On a Holiday such as Thanksgiving I love a perfectly set table with gleaming crystal and an overflowing fragrant centerpiece; I love the gentle strains of a string quartet mingling with the aromas brought on by 24 hours of cooking. O... and how I LOVE well groomed children wearing coordinating shirts, sitting patiently (and thankfully) around the table, eagerly awaiting our feast! But let's be realistic here...
This was how our Thanksgiving Day looked.
Shirts were tossed off
In lieu of sunshine on the skin.
Tire swings and branches,
Basketballs and dirt bikes,
Happy outside boy bodies.
They came to the table with sweat.
They came to the table
Switching place cards with brothers
so they could sit next to a specific friend.
They came to the table
pointing out the things they would eat
and the things they wouldn't touch with a ten foot pole!
Then they gobbled up their turkey and asked for more Martinelli's
They were loud with laughter and... thanks.
It was all a bit chaotic for me.
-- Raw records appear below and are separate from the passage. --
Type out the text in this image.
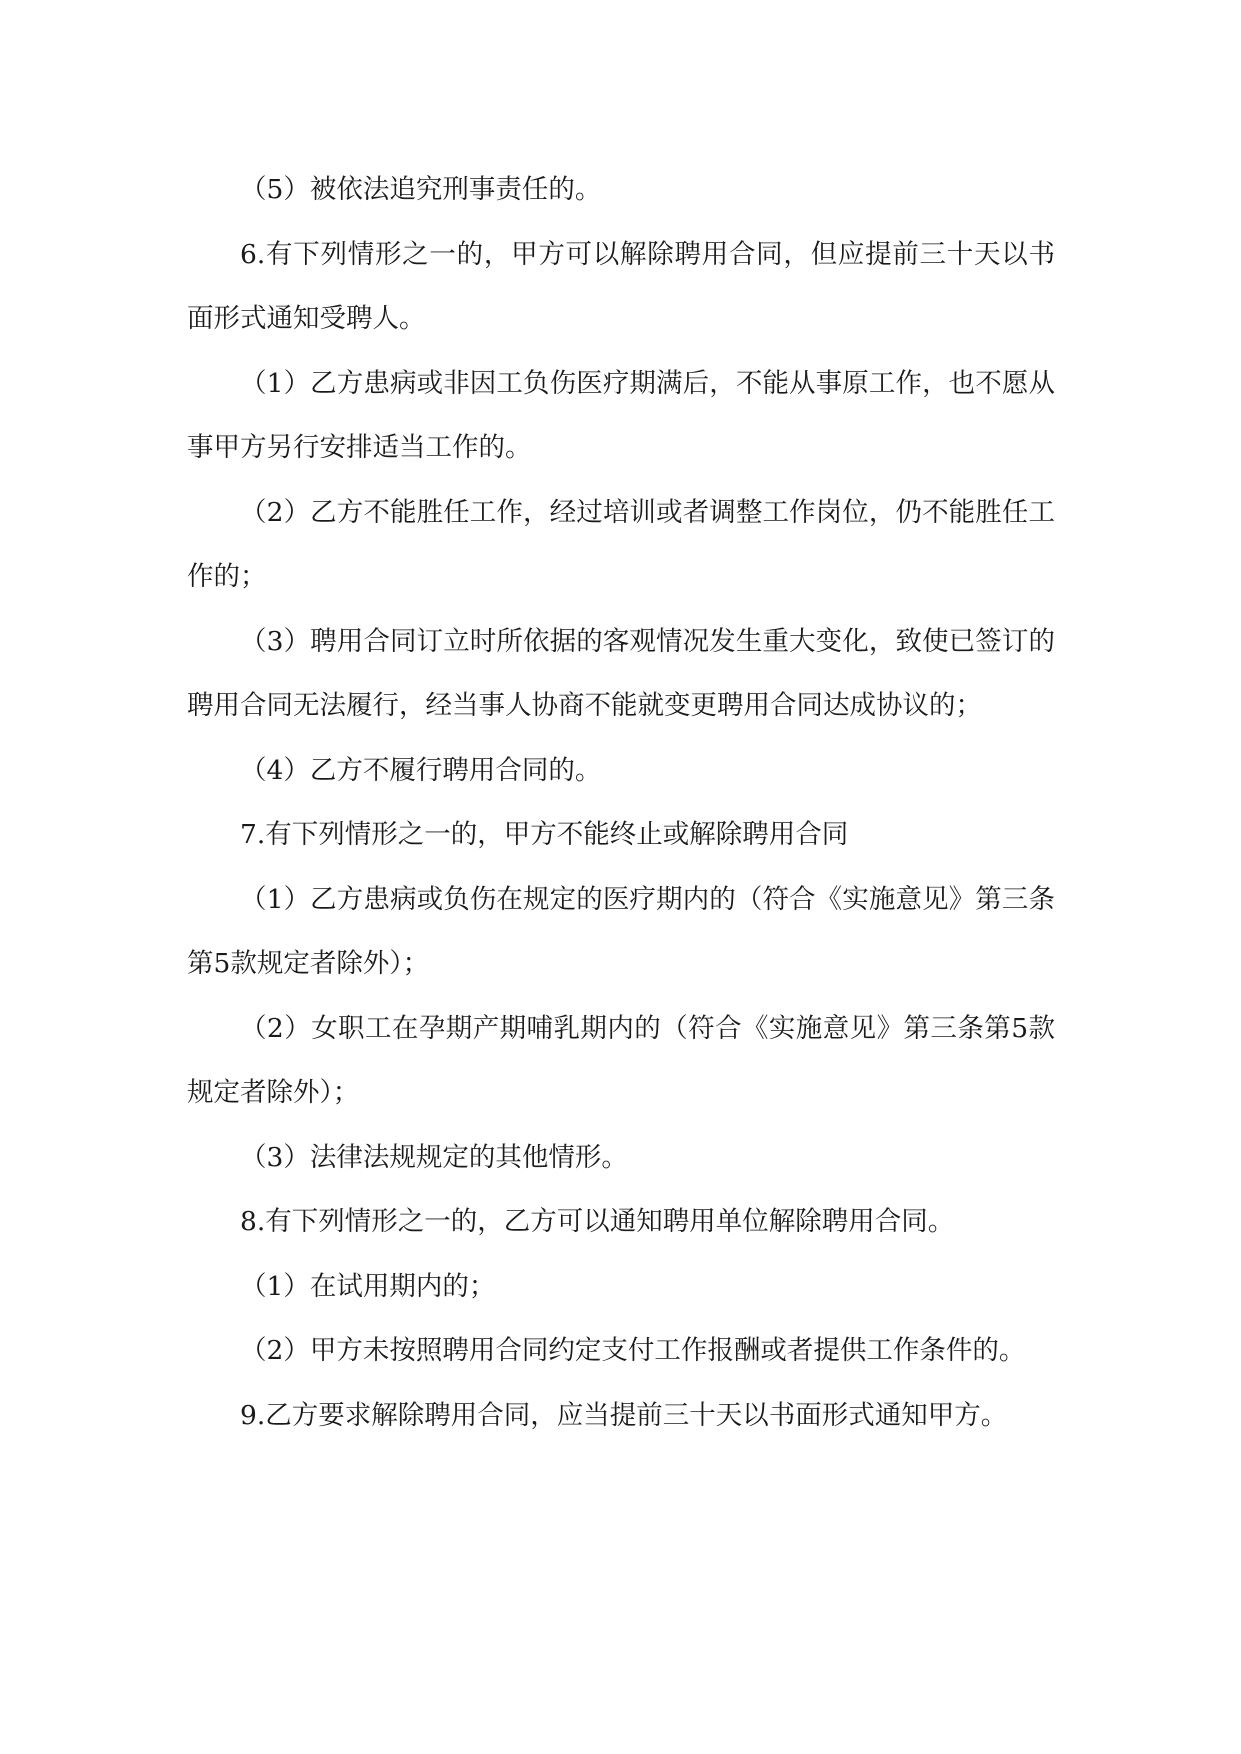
（5）被依法追究刑事责任的。

6.有下列情形之一的，甲方可以解除聘用合同，但应提前三十天以书面形式通知受聘人。

（1）乙方患病或非因工负伤医疗期满后，不能从事原工作，也不愿从事甲方另行安排适当工作的。

（2）乙方不能胜任工作，经过培训或者调整工作岗位，仍不能胜任工作的；

（3）聘用合同订立时所依据的客观情况发生重大变化，致使已签订的聘用合同无法履行，经当事人协商不能就变更聘用合同达成协议的；

（4）乙方不履行聘用合同的。

7.有下列情形之一的，甲方不能终止或解除聘用合同

（1）乙方患病或负伤在规定的医疗期内的（符合《实施意见》第三条第5款规定者除外）；

（2）女职工在孕期产期哺乳期内的（符合《实施意见》第三条第5款规定者除外）；

（3）法律法规规定的其他情形。

8.有下列情形之一的，乙方可以通知聘用单位解除聘用合同。

（1）在试用期内的；

（2）甲方未按照聘用合同约定支付工作报酬或者提供工作条件的。

9.乙方要求解除聘用合同，应当提前三十天以书面形式通知甲方。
Truth be told it always is. But in hindsight I'm challenged to be thankful myself. Thankful for the three boy bodies shooting out energy and joy from each and every pore. Thankful for the space here at home for them to romp and roam and play. Thankful for friends with bushels of boys who understand our crazy Holiday madness.
Have I given up on table manners? HEAVENS NO! Did I still buy them coordinating Christmas sweaters that will end up on the floor before Grandma can snap a picture on Christmas Eve? Yes, yes, yes... Ideals, Ladies! Ideals! I am a sentimental fool and spend much energy each day correcting behavior and training their outward manners and inward hearts. But I refuse to let their BOY-ness shatter my THANKFUL-ness. I commit each day to be Thankful for what they are that day, even as they interrupt my quiet and controlled dreams of elegant Holiday tables. Let's purpose to enjoy them as boys as we help cultivate them into Gentlemen.